Here is a solution which creates a "range" table in a sub-query and then uses this to partition the data from the main table:
SELECT DISTINCT descr
, COUNT(*) OVER (PARTITION BY descr) n
FROM age_table INNER JOIN (
select '1-10' descr, 1 rng_start, 10 rng_stop from dual
union (
select '11-20', 11, 20 from dual
) union (
select '20+', 21, null from dual
)) ON age BETWEEN nvl(rng_start, age) AND nvl(rng_stop, age)
ORDER BY descr;
I had to group data by how many transactions appeared in an hour. I did this by extracting the hour from the timestamp:
select extract(hour from transaction_time) as hour
,count(*)
from table
where transaction_date='01-jan-2000'
group by
extract(hour from transaction_time)
order by
extract(hour from transaction_time) asc
;
Giving output:
HOUR COUNT(*)
---- --------
1 9199
2 9167
3 9997
4 7218
As you can see this gives a nice easy way of grouping the number of records per hour.
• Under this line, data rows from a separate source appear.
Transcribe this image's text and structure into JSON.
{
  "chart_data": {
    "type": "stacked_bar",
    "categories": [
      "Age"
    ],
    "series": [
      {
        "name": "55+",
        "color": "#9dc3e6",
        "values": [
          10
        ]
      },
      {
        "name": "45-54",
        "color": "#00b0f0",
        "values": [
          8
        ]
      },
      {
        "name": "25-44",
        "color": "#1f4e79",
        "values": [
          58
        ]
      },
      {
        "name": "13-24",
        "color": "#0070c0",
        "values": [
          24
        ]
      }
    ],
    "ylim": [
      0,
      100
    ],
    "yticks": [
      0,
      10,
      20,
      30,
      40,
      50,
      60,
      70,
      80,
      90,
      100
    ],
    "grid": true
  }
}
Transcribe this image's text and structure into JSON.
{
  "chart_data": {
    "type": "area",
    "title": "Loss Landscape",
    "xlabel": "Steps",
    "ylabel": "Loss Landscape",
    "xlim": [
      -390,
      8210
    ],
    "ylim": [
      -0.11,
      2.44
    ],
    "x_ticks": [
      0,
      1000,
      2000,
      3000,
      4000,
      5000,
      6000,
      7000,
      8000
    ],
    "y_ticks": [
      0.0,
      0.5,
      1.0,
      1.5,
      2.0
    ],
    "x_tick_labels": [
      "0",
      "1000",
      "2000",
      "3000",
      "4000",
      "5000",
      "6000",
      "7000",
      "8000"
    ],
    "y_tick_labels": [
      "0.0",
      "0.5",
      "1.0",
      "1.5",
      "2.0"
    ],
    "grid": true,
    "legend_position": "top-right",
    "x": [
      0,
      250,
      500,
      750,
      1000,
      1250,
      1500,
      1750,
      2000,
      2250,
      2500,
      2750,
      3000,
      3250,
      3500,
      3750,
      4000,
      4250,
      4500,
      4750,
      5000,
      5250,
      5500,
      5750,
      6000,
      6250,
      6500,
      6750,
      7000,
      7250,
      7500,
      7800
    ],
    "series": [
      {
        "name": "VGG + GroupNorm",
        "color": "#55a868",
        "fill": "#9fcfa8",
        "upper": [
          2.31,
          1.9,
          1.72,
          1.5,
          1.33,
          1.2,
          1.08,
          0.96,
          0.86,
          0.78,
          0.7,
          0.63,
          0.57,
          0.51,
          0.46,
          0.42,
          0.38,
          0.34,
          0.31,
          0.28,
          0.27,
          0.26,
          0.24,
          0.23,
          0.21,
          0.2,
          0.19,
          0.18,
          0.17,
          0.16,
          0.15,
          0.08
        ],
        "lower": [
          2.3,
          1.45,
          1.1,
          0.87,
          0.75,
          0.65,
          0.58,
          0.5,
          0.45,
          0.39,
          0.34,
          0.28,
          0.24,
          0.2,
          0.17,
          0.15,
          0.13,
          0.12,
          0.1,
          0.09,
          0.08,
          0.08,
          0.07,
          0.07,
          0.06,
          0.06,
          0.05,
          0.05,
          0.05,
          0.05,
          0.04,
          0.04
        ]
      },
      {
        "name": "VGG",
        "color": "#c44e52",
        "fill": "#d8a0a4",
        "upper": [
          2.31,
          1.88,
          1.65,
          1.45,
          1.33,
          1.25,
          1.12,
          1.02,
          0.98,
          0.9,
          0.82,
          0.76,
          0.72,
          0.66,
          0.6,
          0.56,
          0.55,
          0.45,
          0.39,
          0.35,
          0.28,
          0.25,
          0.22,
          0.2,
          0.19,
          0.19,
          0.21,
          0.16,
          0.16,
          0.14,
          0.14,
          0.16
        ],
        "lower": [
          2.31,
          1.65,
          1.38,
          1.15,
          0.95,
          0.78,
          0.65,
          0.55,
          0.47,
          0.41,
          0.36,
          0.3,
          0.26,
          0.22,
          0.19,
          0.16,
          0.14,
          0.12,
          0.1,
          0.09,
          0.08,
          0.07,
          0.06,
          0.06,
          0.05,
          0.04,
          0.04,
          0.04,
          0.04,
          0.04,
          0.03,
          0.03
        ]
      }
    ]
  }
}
add an age_range table and an age_range_id field to your table and group by that instead.
// excuse the DDL but you should get the idea
create table age_range(
age_range_id tinyint unsigned not null primary key,
name varchar(255) not null);
insert into age_range values
(1, '18-24'),(2, '25-34'),(3, '35-44'),(4, '45-54'),(5, '55-64');
// again excuse the DML but you should get the idea
select
count(*) as counter, p.age_range_id, ar.name
from
person p
inner join age_range ar on p.age_range_id = ar.age_range_id
group by
p.age_range_id, ar.name order by counter desc;
You can refine this idea if you like - add from_age to_age columns in the age_range table etc - but i'll leave that to you.
hope this helps :)
If using Oracle 9i+, you might be able to use the NTILE analytic function:
WITH tiles AS (
SELECT t.age,
NTILE(3) OVER (ORDER BY t.age) AS tile
FROM TABLE t)
SELECT MIN(t.age) AS min_age,
MAX(t.age) AS max_age,
COUNT(t.tile) As n
FROM tiles t
GROUP BY t.tile
The caveat to NTILE is that you can only specify the number of partitions, not the break points themselves. So you need to specify a number that is appropriate. IE: With 100 rows, NTILE(4) will allot 25 rows to each of the four buckets/partitions. You can not nest analytic functions, so you'd have to layer them using subqueries/subquery factoring to get desired granularity. Otherwise, use:
SELECT CASE t.age
WHEN BETWEEN 1 AND 10 THEN '1-10'
WHEN BETWEEN 11 AND 20 THEN '11-20'
ELSE '21+'
END AS age,
COUNT(*) AS n
FROM TABLE t
GROUP BY CASE t.age
WHEN BETWEEN 1 AND 10 THEN '1-10'
WHEN BETWEEN 11 AND 20 THEN '11-20'
ELSE '21+'
END
I had to get a count of samples by day. Inspired by #Clarkey I used TO_CHAR to extract the date of sample from the timestamp to an ISO-8601 date format and used that in the GROUP BY and ORDER BY clauses. (Further inspired, I also post it here in case it is useful to others.)
SELECT
TO_CHAR(X.TS_TIMESTAMP, 'YYYY-MM-DD') AS TS_DAY,
COUNT(*)
FROM
TABLE X
GROUP BY
TO_CHAR(X.TS_TIMESTAMP, 'YYYY-MM-DD')
ORDER BY
TO_CHAR(X.TS_TIMESTAMP, 'YYYY-MM-DD') ASC
/
Can you try the below solution:
SELECT count (1), '1-10' where age between 1 and 10
union all
SELECT count (1), '11-20' where age between 11 and 20
union all
select count (1), '21+' where age >20
from age
My approach:
select range, count(1) from (
select case
when age < 5 then '0-4'
when age < 10 then '5-9'
when age < 15 then '10-14'
when age < 20 then '15-20'
when age < 30 then '21-30'
when age < 40 then '31-40'
when age < 50 then '41-50'
else '51+'
end
as range from
(select round(extract(day from feedback_update_time - feedback_time), 1) as age
from txn_history
) ) group by range
I have flexibility in defining the ranges
I do not repeat the ranges in select and group clauses
but some one please tell me, how to order them by magnitude!